After a design and construction investment of more than 20 years and $30 billion, the US. The Department of Energy and its contractor Bechtel National officially broke ground on Oct. 15 for the newly built industrial plant at the giant former federal nuclear weapons production facility at Hanford in Washington state to convert long-stored radioactive waste into vitrified glass for safer long-term storage.
The milestone announcement came on the same day that a long-standing federal-state consent decree had ordered the vitrification process for millions of gallons of low-level nuclear and hazardous waste originally stored in 177 underground tanks since World War II.
The first batch of stable vitrified glass is being produced at the Hanford site’s waste immobilization and treatment plant, called the Vit Plant, and the low-level direct feed waste facility, where the waste is mixed with glass-forming materials and heated to 2,100°F in one of two 300-ton furnaces before being dumped into another stainless container and dumped for a long time to another container. the 580 square mile place.
The vitrification plant will operate 24 hours a day.
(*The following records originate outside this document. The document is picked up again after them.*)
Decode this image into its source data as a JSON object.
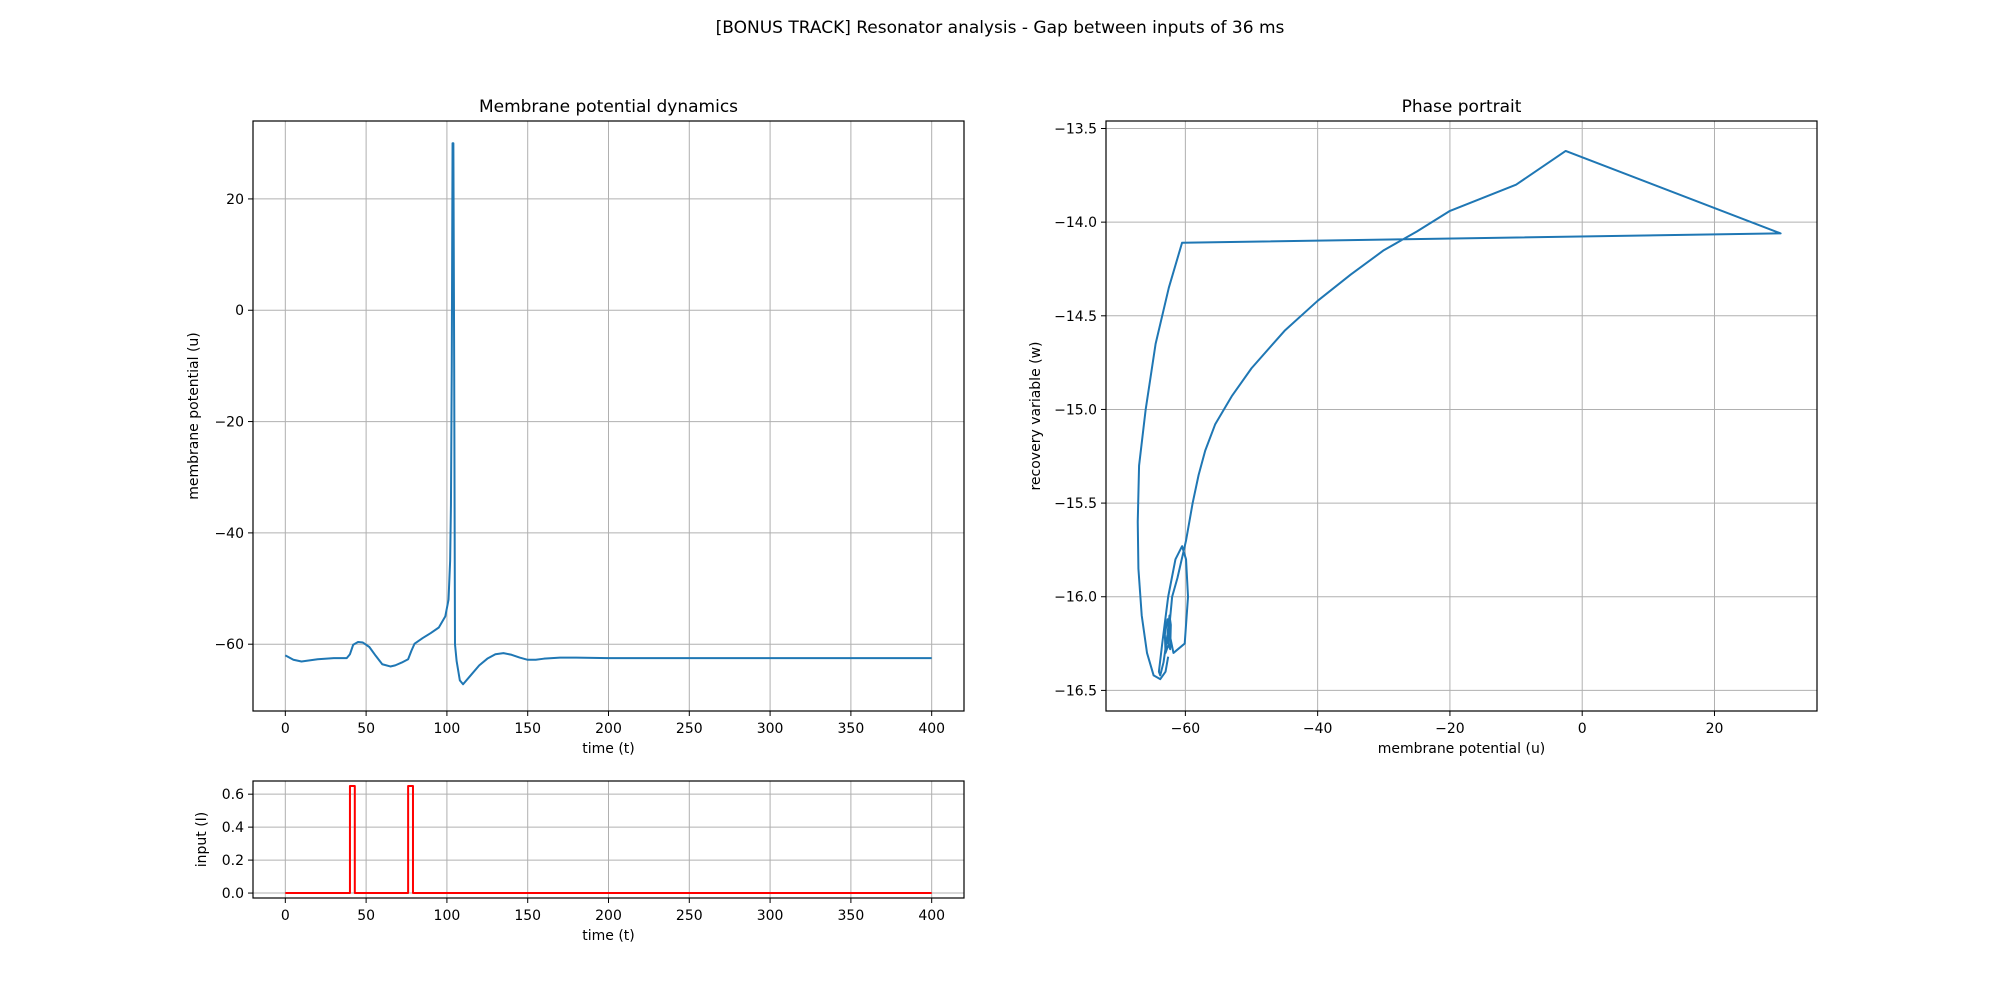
{
  "figure": {
    "suptitle": "[BONUS TRACK] Resonator analysis - Gap between inputs of 36 ms"
  },
  "chart_data": [
    {
      "id": "membrane",
      "type": "line",
      "title": "Membrane potential dynamics",
      "xlabel": "time (t)",
      "ylabel": "membrane potential (u)",
      "xlim": [
        -20,
        420
      ],
      "ylim": [
        -72,
        34
      ],
      "xticks": [
        0,
        50,
        100,
        150,
        200,
        250,
        300,
        350,
        400
      ],
      "yticks": [
        -60,
        -40,
        -20,
        0,
        20
      ],
      "grid": true,
      "series": [
        {
          "color": "#1f77b4",
          "x": [
            0,
            5,
            10,
            20,
            30,
            38,
            40,
            42,
            45,
            48,
            52,
            56,
            60,
            65,
            68,
            72,
            76,
            78,
            80,
            85,
            90,
            95,
            99,
            101,
            102,
            102.5,
            103,
            103.5,
            104,
            104.5,
            105,
            106,
            108,
            110,
            115,
            120,
            125,
            130,
            135,
            140,
            145,
            150,
            155,
            160,
            170,
            180,
            200,
            250,
            300,
            350,
            400
          ],
          "y": [
            -62,
            -62.8,
            -63.1,
            -62.7,
            -62.5,
            -62.5,
            -61.8,
            -60.1,
            -59.6,
            -59.7,
            -60.5,
            -62.1,
            -63.6,
            -64,
            -63.8,
            -63.3,
            -62.7,
            -61.2,
            -59.9,
            -58.9,
            -58,
            -57,
            -55,
            -52,
            -45,
            -35,
            -10,
            30,
            30,
            -10,
            -60,
            -63,
            -66.5,
            -67.2,
            -65.5,
            -63.8,
            -62.6,
            -61.8,
            -61.6,
            -61.9,
            -62.4,
            -62.8,
            -62.8,
            -62.6,
            -62.4,
            -62.4,
            -62.5,
            -62.5,
            -62.5,
            -62.5,
            -62.5
          ]
        }
      ]
    },
    {
      "id": "input",
      "type": "line",
      "title": "",
      "xlabel": "time (t)",
      "ylabel": "input (I)",
      "xlim": [
        -20,
        420
      ],
      "ylim": [
        -0.03,
        0.68
      ],
      "xticks": [
        0,
        50,
        100,
        150,
        200,
        250,
        300,
        350,
        400
      ],
      "yticks": [
        0.0,
        0.2,
        0.4,
        0.6
      ],
      "ytick_labels": [
        "0.0",
        "0.2",
        "0.4",
        "0.6"
      ],
      "grid": true,
      "series": [
        {
          "color": "#ff0000",
          "x": [
            0,
            40,
            40,
            43,
            43,
            76,
            76,
            79,
            79,
            400
          ],
          "y": [
            0,
            0,
            0.65,
            0.65,
            0,
            0,
            0.65,
            0.65,
            0,
            0
          ]
        }
      ]
    },
    {
      "id": "phase",
      "type": "line",
      "title": "Phase portrait",
      "xlabel": "membrane potential (u)",
      "ylabel": "recovery variable (w)",
      "xlim": [
        -72,
        35.5
      ],
      "ylim": [
        -16.61,
        -13.46
      ],
      "xticks": [
        -60,
        -40,
        -20,
        0,
        20
      ],
      "xtick_labels": [
        "−60",
        "−40",
        "−20",
        "0",
        "20"
      ],
      "yticks": [
        -16.5,
        -16.0,
        -15.5,
        -15.0,
        -14.5,
        -14.0,
        -13.5
      ],
      "ytick_labels": [
        "−16.5",
        "−16.0",
        "−15.5",
        "−15.0",
        "−14.5",
        "−14.0",
        "−13.5"
      ],
      "grid": true,
      "series": [
        {
          "color": "#1f77b4",
          "x": [
            -62.5,
            -63,
            -63.1,
            -62.7,
            -62.5,
            -61.8,
            -60.1,
            -59.6,
            -59.9,
            -60.5,
            -61.5,
            -62.6,
            -63.5,
            -64,
            -63.8,
            -63.3,
            -62.7,
            -62.4,
            -62.2,
            -62.3,
            -62.6,
            -62.4,
            -62,
            -61.2,
            -59.9,
            -58.9,
            -58,
            -57,
            -55.5,
            -53,
            -50,
            -45,
            -40,
            -35,
            -30,
            -25,
            -20,
            -10,
            -2.5,
            30,
            -60.5,
            -62.5,
            -64.5,
            -66,
            -67,
            -67.2,
            -67.1,
            -66.6,
            -65.8,
            -64.8,
            -63.8,
            -63,
            -62.6
          ],
          "y": [
            -16.25,
            -16.3,
            -16.2,
            -16.12,
            -16.18,
            -16.3,
            -16.25,
            -16.0,
            -15.8,
            -15.73,
            -15.8,
            -16.0,
            -16.25,
            -16.4,
            -16.42,
            -16.35,
            -16.2,
            -16.1,
            -16.15,
            -16.28,
            -16.25,
            -16.15,
            -16.0,
            -15.9,
            -15.7,
            -15.5,
            -15.35,
            -15.22,
            -15.08,
            -14.93,
            -14.78,
            -14.58,
            -14.42,
            -14.28,
            -14.15,
            -14.05,
            -13.94,
            -13.8,
            -13.62,
            -14.06,
            -14.11,
            -14.35,
            -14.65,
            -15.0,
            -15.3,
            -15.6,
            -15.85,
            -16.1,
            -16.3,
            -16.42,
            -16.44,
            -16.4,
            -16.32
          ]
        }
      ]
    }
  ]
}
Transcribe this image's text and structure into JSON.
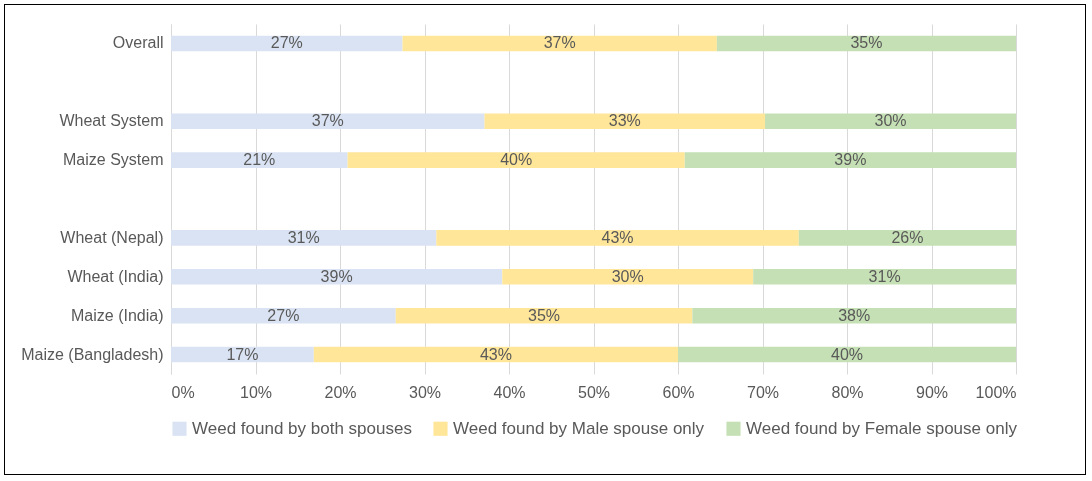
{
  "chart_data": {
    "type": "bar",
    "orientation": "horizontal",
    "stacked": true,
    "categories": [
      "Overall",
      null,
      "Wheat System",
      "Maize System",
      null,
      "Wheat (Nepal)",
      "Wheat (India)",
      "Maize (India)",
      "Maize (Bangladesh)"
    ],
    "series": [
      {
        "name": "Weed found by both spouses",
        "color": "#dae3f3",
        "values": [
          27.4,
          null,
          37.1,
          20.9,
          null,
          31.4,
          39.2,
          26.6,
          16.9
        ],
        "value_labels": [
          "27%",
          null,
          "37%",
          "21%",
          null,
          "31%",
          "39%",
          "27%",
          "17%"
        ]
      },
      {
        "name": "Weed found by Male spouse only",
        "color": "#ffe699",
        "values": [
          37.2,
          null,
          33.2,
          39.9,
          null,
          42.9,
          29.7,
          35.1,
          43.1
        ],
        "value_labels": [
          "37%",
          null,
          "33%",
          "40%",
          null,
          "43%",
          "30%",
          "35%",
          "43%"
        ]
      },
      {
        "name": "Weed found by Female spouse only",
        "color": "#c5e0b4",
        "values": [
          35.4,
          null,
          29.7,
          39.2,
          null,
          25.7,
          31.1,
          38.3,
          40.0
        ],
        "value_labels": [
          "35%",
          null,
          "30%",
          "39%",
          null,
          "26%",
          "31%",
          "38%",
          "40%"
        ]
      }
    ],
    "xlim": [
      0,
      100
    ],
    "xticks": [
      {
        "value": 0,
        "label": "0%"
      },
      {
        "value": 10,
        "label": "10%"
      },
      {
        "value": 20,
        "label": "20%"
      },
      {
        "value": 30,
        "label": "30%"
      },
      {
        "value": 40,
        "label": "40%"
      },
      {
        "value": 50,
        "label": "50%"
      },
      {
        "value": 60,
        "label": "60%"
      },
      {
        "value": 70,
        "label": "70%"
      },
      {
        "value": 80,
        "label": "80%"
      },
      {
        "value": 90,
        "label": "90%"
      },
      {
        "value": 100,
        "label": "100%"
      }
    ],
    "grid": "x",
    "legend": "bottom"
  }
}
A Bechtel spokesman said ENR the current federal government shutdown is not affecting operations.
Bechtel National designed and built the plant, calling it the world’s largest radioactive waste treatment facility. “This milestone represents the realization of a vision … to solve one of the nation’s most complex environmental challenges safely and permanently,” Dena Volovar, president of Bechtel’s nuclear, safety and environmental business, said in a statement.
Bechtel plans to continue feeding waste and glass-forming materials to the smelters, filling steel containers with vitrified waste to be transported to the on-site disposal facility. The company expects to process an average of 5,300 gallons of tank waste per day. An Oct. 9 waste transfer brought 25,000 gallons to the vitrification facility.
The annual federal budget across the board is approximately $3 billion.
“This achievement allows us to shift focus to safely operating the plant,” said DOE Hanford Site Manager Ray Geimer, adding that the focus now shifts to safely operating the facility while advancing work to operate its direct feed treatment approach for high-level waste.
“It’s pretty incredible to see this first-of-its-kind plant come online,” Casey Sixkiller, director of the state Department of Ecology, the regulatory oversight agency for the entire process for more than two decades, said in a statement. So far, the state Department of Health has issued eight radioactive air emissions licenses to ensure the plant’s operations meet all health and safety standards.
In the next 18 months. Finally, Bechtel will transfer plant operation and waste disposal to a new contractor, Hanford Tank Waste Operations & Closure (H2C). It is a joint venture of prime contractors BWX Technologies Inc., Amentum and Fluor Corp., with subcontractors dss+, DBD Inc., Longenecker and Associates Inc. and ENTIRE.[osaltoanewcontractorHanfordTankWasteOperations&Closure(H2C)ItisajointventureofprimecontractorsBWXTechnologiesIncAmentumandFluorCorpwithteamingsubcontractorsdss+DBDIncLongeneckerandAssociatesIncandINTERA[osaltoanewcontractorHanfordTankWasteOperations&Closure(H2C)ItisajointventureofprimecontractorsBWXTechnologiesIncAmentumandFluorCorpwithteamingsubcontractorsdss+DBDIncLongeneckerandAssociatesIncandINTERA
The state said it will continue oversight as the process moves toward full operation, with the goal of issuing a final permit for the decades it will take to treat all of Hanford’s tank waste.
“It’s hard to overstate the importance of this milestone in the Hanford cleanup effort,” Gov. Bob Ferguson said in a statement.